Federated learning
Federated learning is a machine-learning approach where devices or organizations train a shared model while keeping raw training data local. Participants send model updates for aggregation, not full datasets, which can reduce data movement but does not remove privacy, security, or fairness risks by itself.
What federated learning is
Federated learning, often shortened to FL, is a way to train machine-learning models across many data holders without first copying all of their raw data into one central dataset. A central coordinator sends a model to participating devices, hospitals, companies, sensors, or other clients. Each client trains on its own local data, then sends back an update to the model. The coordinator aggregates those updates into a new global model and sends the improved model back out for another round. The raw examples stay where they were collected, but the learning process is shared.
The basic training loop
A simple round starts when the server chooses a set of clients and sends them the current model. Each client trains locally for a small number of steps or epochs. The client then returns a model update, such as changed parameters or gradients. The server combines the updates, commonly with a weighted average, and produces the next global model. Federated Averaging, or FedAvg, is the best-known baseline for this loop. Production systems add scheduling, client sampling, retry rules, update compression, secure aggregation, and monitoring because real clients are slow, unevenly connected, and rarely identical.
Cross-device and cross-silo settings
Cross-device federated learning involves large numbers of small clients, such as phones, browsers, vehicles, or consumer devices. These clients may appear briefly, disconnect often, and have limited battery, bandwidth, and compute. The system usually samples only a fraction of eligible devices in each round. Cross-silo federated learning involves fewer but more stable participants, such as hospitals, banks, research labs, manufacturers, or government agencies. The privacy and governance questions can be harder because every participant may have legal duties, audit requirements, and different data definitions.
Why data stays local
Federated learning is attractive when raw data is sensitive, expensive to move, regulated, or too distributed to centralize cleanly.
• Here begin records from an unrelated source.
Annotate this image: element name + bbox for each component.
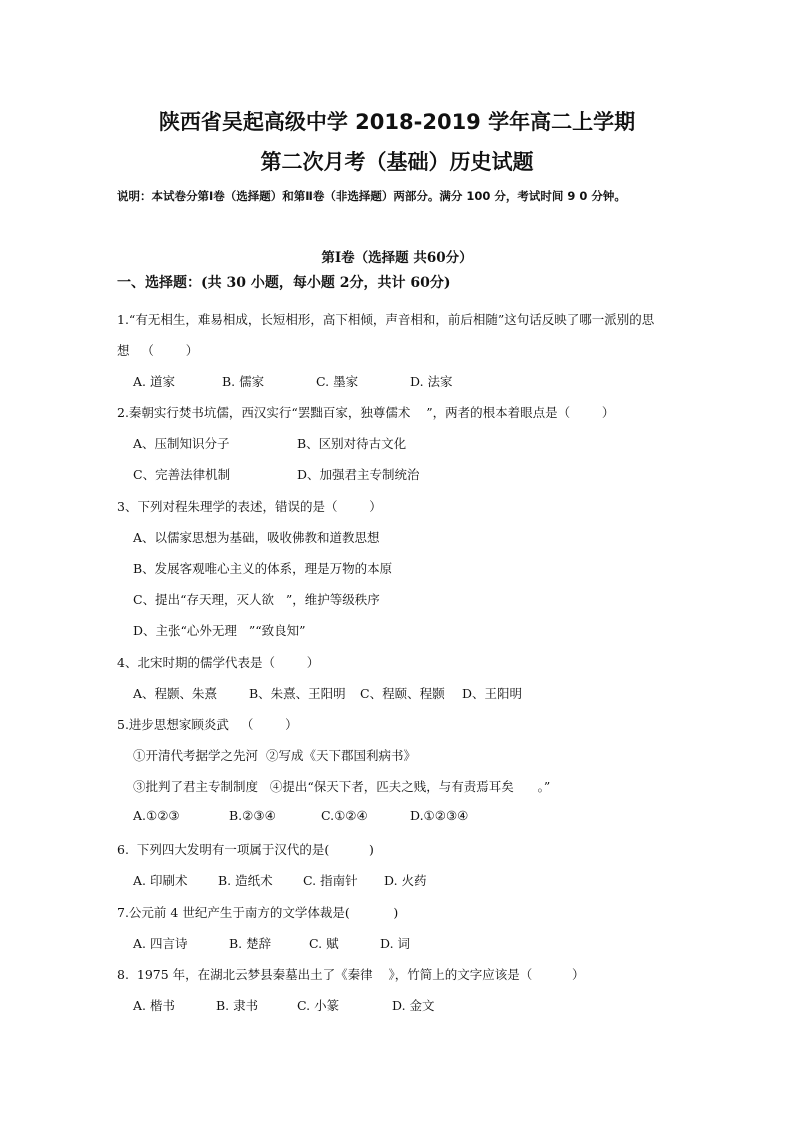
question-5-statements-1: ①开清代考据学之先河 ②写成《天下郡国利病书》 [133, 748, 416, 763]
question-4-option-c: C、程颐、程颢 [360, 686, 445, 701]
question-4-option-b: B、朱熹、王阳明 [249, 686, 346, 701]
part1-heading: 第Ⅰ卷（选择题 共60分） [321, 250, 473, 266]
question-8-option-c: C. 小篆 [297, 998, 340, 1013]
question-8-option-d: D. 金文 [392, 998, 435, 1013]
question-2-option-a: A、压制知识分子 [133, 436, 230, 451]
question-3-option-d: D、主张“心外无理 ”“致良知” [133, 623, 306, 638]
question-2-option-d: D、加强君主专制统治 [297, 467, 420, 482]
question-1-option-c: C. 墨家 [316, 374, 359, 389]
question-1-stem-continued: 想 （ ） [117, 343, 199, 358]
question-8-option-a: A. 楷书 [133, 998, 175, 1013]
exam-instructions: 说明：本试卷分第Ⅰ卷（选择题）和第Ⅱ卷（非选择题）两部分。满分 100 分，考试时间 9 0 分钟。 [117, 189, 626, 203]
question-5-option-b: B.②③④ [229, 808, 276, 823]
question-6-option-a: A. 印刷术 [133, 873, 188, 888]
question-7-option-a: A. 四言诗 [133, 936, 188, 951]
question-7-option-b: B. 楚辞 [229, 936, 272, 951]
question-5-option-a: A.①②③ [133, 808, 180, 823]
question-6-stem: 6. 下列四大发明有一项属于汉代的是( ) [117, 842, 374, 857]
exam-title-line2: 第二次月考（基础）历史试题 [260, 150, 534, 174]
question-3-stem: 3、下列对程朱理学的表述，错误的是（ ） [117, 499, 382, 514]
question-1-stem: 1.“有无相生，难易相成，长短相形，高下相倾，声音相和，前后相随”这句话反映了哪一派别的思 [117, 312, 655, 327]
question-1-option-d: D. 法家 [410, 374, 453, 389]
question-5-option-c: C.①②④ [321, 808, 368, 823]
question-2-option-b: B、区别对待古文化 [297, 436, 407, 451]
question-3-option-b: B、发展客观唯心主义的体系，理是万物的本原 [133, 561, 393, 576]
question-3-option-c: C、提出“存天理，灭人欲 ”，维护等级秩序 [133, 592, 380, 607]
question-2-stem: 2.秦朝实行焚书坑儒，西汉实行“罢黜百家，独尊儒术 ”，两者的根本着眼点是（ ） [117, 405, 615, 420]
question-5-stem: 5.进步思想家顾炎武 （ ） [117, 717, 298, 732]
question-4-option-a: A、程颢、朱熹 [133, 686, 218, 701]
question-8-option-b: B. 隶书 [216, 998, 259, 1013]
question-6-option-c: C. 指南针 [303, 873, 358, 888]
question-4-stem: 4、北宋时期的儒学代表是（ ） [117, 655, 320, 670]
section-heading: 一、选择题：(共 30 小题，每小题 2分，共计 60分) [117, 275, 451, 291]
question-2-option-c: C、完善法律机制 [133, 467, 231, 482]
question-7-option-c: C. 赋 [309, 936, 339, 951]
question-8-stem: 8. 1975 年，在湖北云梦县秦墓出土了《秦律 》，竹简上的文字应该是（ ） [117, 967, 585, 982]
question-1-option-b: B. 儒家 [222, 374, 265, 389]
question-5-option-d: D.①②③④ [410, 808, 469, 823]
question-3-option-a: A、以儒家思想为基础，吸收佛教和道教思想 [133, 530, 380, 545]
question-4-option-d: D、王阳明 [462, 686, 523, 701]
question-7-option-d: D. 词 [380, 936, 411, 951]
question-5-statements-2: ③批判了君主专制制度 ④提出“保天下者，匹夫之贱，与有责焉耳矣 。” [133, 779, 551, 794]
question-6-option-b: B. 造纸术 [218, 873, 273, 888]
exam-title-line1: 陕西省吴起高级中学 2018-2019 学年高二上学期 [158, 110, 636, 134]
question-1-option-a: A. 道家 [133, 374, 175, 389]
question-7-stem: 7.公元前 4 世纪产生于南方的文学体裁是( ) [117, 905, 399, 920]
question-6-option-d: D. 火药 [384, 873, 427, 888]
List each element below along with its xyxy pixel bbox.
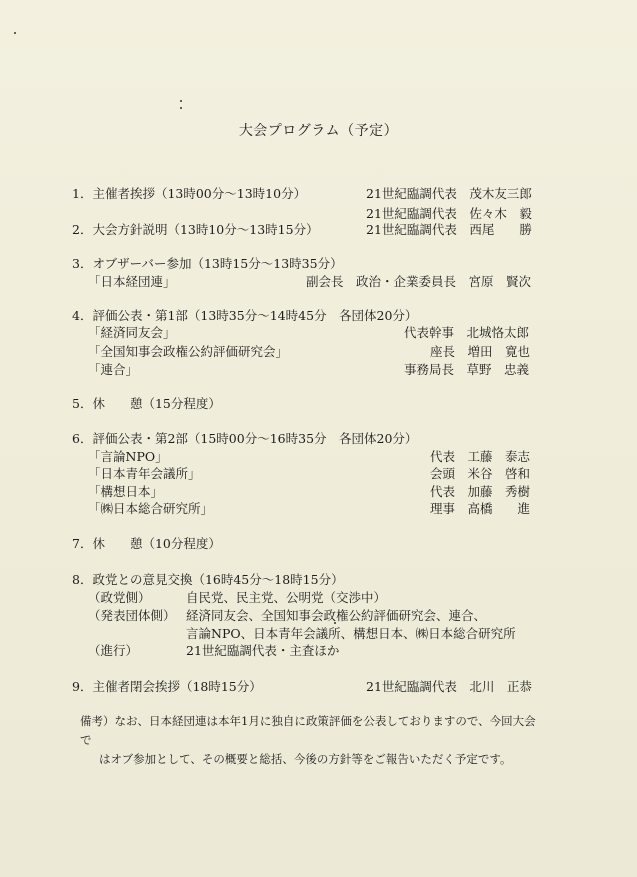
- item-6-org: 「構想日本」: [88, 484, 164, 499]
- item-6-org: 「㈱日本総合研究所」: [88, 501, 214, 516]
- item-6-person: 代表 加藤 秀樹: [430, 484, 531, 499]
- item-1-label: 1．主催者挨拶（13時00分〜13時10分）: [72, 186, 307, 201]
- scan-speck: [14, 32, 16, 34]
- item-4-org: 「連合」: [88, 362, 139, 377]
- item-1-speaker-2: 21世紀臨調代表 佐々木 毅: [366, 206, 532, 221]
- item-4-person: 事務局長 草野 忠義: [404, 362, 530, 377]
- item-8-moderator-value: 21世紀臨調代表・主査ほか: [186, 643, 340, 658]
- remarks: [80, 712, 540, 769]
- item-6-person: 代表 工藤 泰志: [430, 449, 531, 464]
- item-7-label: 7．休 憩（10分程度）: [72, 536, 221, 551]
- remarks-line-1: 備考）なお、日本経団連は本年1月に独自に政策評価を公表しておりますので、今回大会で: [80, 714, 536, 747]
- item-4-org: 「経済同友会」: [88, 325, 176, 340]
- item-8-party-value: 自民党、民主党、公明党（交渉中）: [186, 590, 387, 605]
- item-3-speaker: 副会長 政治・企業委員長 宮原 賢次: [306, 274, 532, 289]
- scan-speck: [180, 107, 182, 109]
- item-8-label: 8．政党との意見交換（16時45分〜18時15分）: [72, 572, 344, 587]
- item-5-label: 5．休 憩（15分程度）: [72, 396, 221, 411]
- item-6-org: 「言論NPO」: [88, 449, 168, 464]
- item-8-group-value: 経済同友会、全国知事会政権公約評価研究会、連合、: [186, 608, 487, 623]
- item-9-label: 9．主催者閉会挨拶（18時15分）: [72, 679, 262, 694]
- item-2-speaker: 21世紀臨調代表 西尾 勝: [366, 222, 532, 237]
- scan-speck: [180, 100, 182, 102]
- item-8-group-value-2: 言論NPO、日本青年会議所、構想日本、㈱日本総合研究所: [186, 626, 516, 641]
- item-8-moderator-label: （進行）: [88, 643, 139, 658]
- item-4-org: 「全国知事会政権公約評価研究会」: [88, 344, 289, 359]
- item-6-person: 会頭 米谷 啓和: [430, 466, 531, 481]
- item-4-person: 代表幹事 北城恪太郎: [404, 325, 530, 340]
- item-2-label: 2．大会方針説明（13時10分〜13時15分）: [72, 222, 319, 237]
- item-1-speaker-1: 21世紀臨調代表 茂木友三郎: [366, 186, 532, 201]
- item-4-person: 座長 増田 寛也: [430, 344, 531, 359]
- item-8-party-label: （政党側）: [88, 590, 151, 605]
- page-title: 大会プログラム（予定）: [238, 123, 399, 139]
- item-8-group-label: （発表団体側）: [88, 608, 176, 623]
- item-6-org: 「日本青年会議所」: [88, 466, 201, 481]
- item-6-person: 理事 高橋 進: [430, 501, 531, 516]
- item-3-label: 3．オブザーバー参加（13時15分〜13時35分）: [72, 256, 343, 271]
- item-4-label: 4．評価公表・第1部（13時35分〜14時45分 各団体20分）: [72, 308, 418, 323]
- item-3-org: 「日本経団連」: [88, 274, 176, 289]
- remarks-line-2: はオブ参加として、その概要と総括、今後の方針等をご報告いただく予定です。: [99, 752, 512, 766]
- item-9-speaker: 21世紀臨調代表 北川 正恭: [366, 679, 532, 694]
- item-6-label: 6．評価公表・第2部（15時00分〜16時35分 各団体20分）: [72, 431, 418, 446]
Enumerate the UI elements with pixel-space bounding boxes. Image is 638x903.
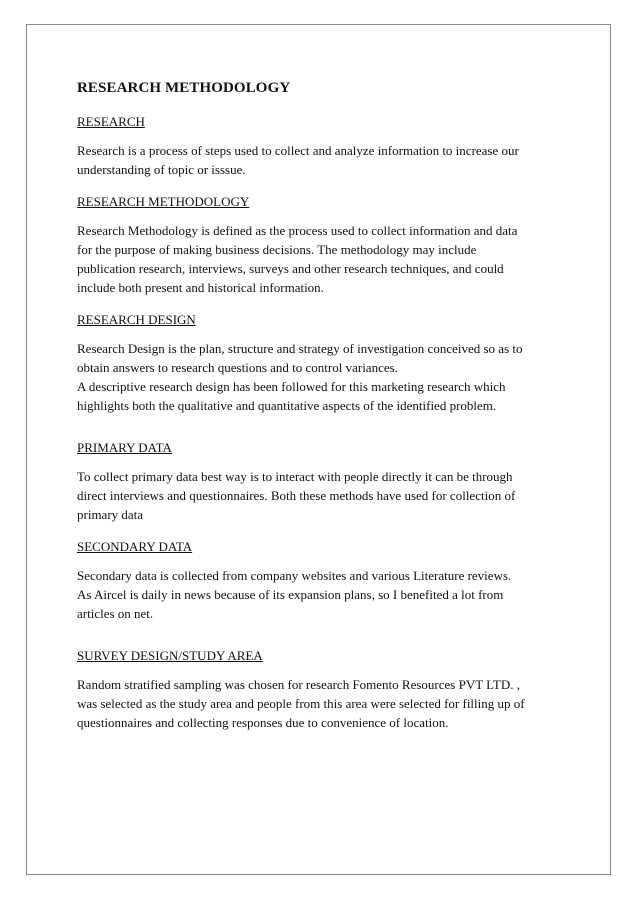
paragraph-line: direct interviews and questionnaires. Both these methods have used for collection of xyxy=(77,488,516,503)
paragraph-line: As Aircel is daily in news because of its expansion plans, so I benefited a lot from xyxy=(77,587,504,602)
paragraph-line: Random stratified sampling was chosen for research Fomento Resources PVT LTD. , xyxy=(77,677,520,692)
section-paragraph-secondary-data xyxy=(77,566,577,623)
section-heading-secondary-data: SECONDARY DATA xyxy=(77,539,193,554)
paragraph-line: primary data xyxy=(77,507,144,522)
paragraph-line: Secondary data is collected from company websites and various Literature reviews. xyxy=(77,568,512,583)
paragraph-line: obtain answers to research questions and to control variances. xyxy=(77,360,398,375)
paragraph-line: Research Methodology is defined as the process used to collect information and data xyxy=(77,223,518,238)
paragraph-line: Research Design is the plan, structure and strategy of investigation conceived so as to xyxy=(77,341,523,356)
paragraph-line: for the purpose of making business decisions. The methodology may include xyxy=(77,242,477,257)
document-title: RESEARCH METHODOLOGY xyxy=(77,80,291,96)
section-heading-research-design: RESEARCH DESIGN xyxy=(77,312,196,327)
section-heading-research-methodology: RESEARCH METHODOLOGY xyxy=(77,194,250,209)
paragraph-line: To collect primary data best way is to interact with people directly it can be through xyxy=(77,469,513,484)
document-body xyxy=(77,78,577,732)
paragraph-line: questionnaires and collecting responses due to convenience of location. xyxy=(77,715,449,730)
paragraph-line: highlights both the qualitative and quantitative aspects of the identified problem. xyxy=(77,398,497,413)
paragraph-line: was selected as the study area and people from this area were selected for filling up of xyxy=(77,696,525,711)
paragraph-line: include both present and historical information. xyxy=(77,280,324,295)
paragraph-line: understanding of topic or isssue. xyxy=(77,162,246,177)
section-heading-survey-design: SURVEY DESIGN/STUDY AREA xyxy=(77,648,263,663)
section-paragraph-primary-data xyxy=(77,467,577,524)
section-paragraph-research-methodology xyxy=(77,221,577,297)
paragraph-line: publication research, interviews, surveys and other research techniques, and could xyxy=(77,261,504,276)
section-paragraph-survey-design xyxy=(77,675,577,732)
section-paragraph-research-design xyxy=(77,339,577,415)
paragraph-line: A descriptive research design has been followed for this marketing research which xyxy=(77,379,506,394)
section-heading-research: RESEARCH xyxy=(77,114,145,129)
paragraph-line: Research is a process of steps used to collect and analyze information to increase our xyxy=(77,143,519,158)
section-heading-primary-data: PRIMARY DATA xyxy=(77,440,172,455)
section-paragraph-research xyxy=(77,141,577,179)
paragraph-line: articles on net. xyxy=(77,606,154,621)
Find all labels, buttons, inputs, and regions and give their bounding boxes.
It can support data minimization because the training examples do not need to be copied into a central training warehouse just to improve a model. That does not mean the system has no data flow. Updates, metrics, eligibility signals, and operational logs may still move through the coordinator. A well-designed federated system limits what is collected, aggregates early, retains little, and documents what signals leave each client.
Privacy and security layers
Federated learning is not automatically private. Model updates can sometimes reveal information about local data, especially across repeated rounds or small participant groups. Attackers may also try membership inference, property inference, update reconstruction, backdoor insertion, or model poisoning. Common protections include secure aggregation, which hides individual updates from the server while still allowing an aggregate; differential privacy, which adds calibrated noise or clipping; encrypted communication; anomaly detection; participant attestation; and strict access controls. These protections involve tradeoffs among accuracy, latency, auditability, and privacy guarantees.
Non-IID data and fairness
Federated data is usually non-IID, meaning each client has a different local distribution. A phone keyboard sees one person's language habits. A hospital sees its region, equipment, and patient mix. A factory sensor sees one machine environment. These differences can make the global model unstable or biased toward larger and more frequently available clients. Good evaluation should look beyond average accuracy. Teams need subgroup checks, client-level performance, long-tail behavior, temporal splits, and failure analysis for clients that rarely participate. Without that work, federated learning can make a model look broadly improved while quietly worsening service for smaller groups.
Where it is used
Federated learning is often discussed for mobile keyboard prediction, speech and text models, healthcare collaboration, financial fraud detection, industrial sensors, vehicles, personalization, and edge AI. The strongest use cases have three ingredients: useful local data, a reason not to centralize it, and a model that can improve from aggregated updates. It is less helpful when the data can be centralized responsibly, when clients cannot run training reliably, when labels are poor, or when the model needs fast debugging from full examples. Sometimes a simpler privacy-preserving analytics pipeline is a better fit than federated training.
Why it matters
Federated learning changes the default question from 'How do we gather all the data?' to 'Can useful learning happen where the data already lives?' That shift matters for privacy-sensitive AI, medical research, regulated industries, and edge devices. Its promise is collaborative model improvement with less raw-data movement. Its challenge is that privacy, security, fairness, and accountability still have to be engineered and governed, not assumed from the word federated.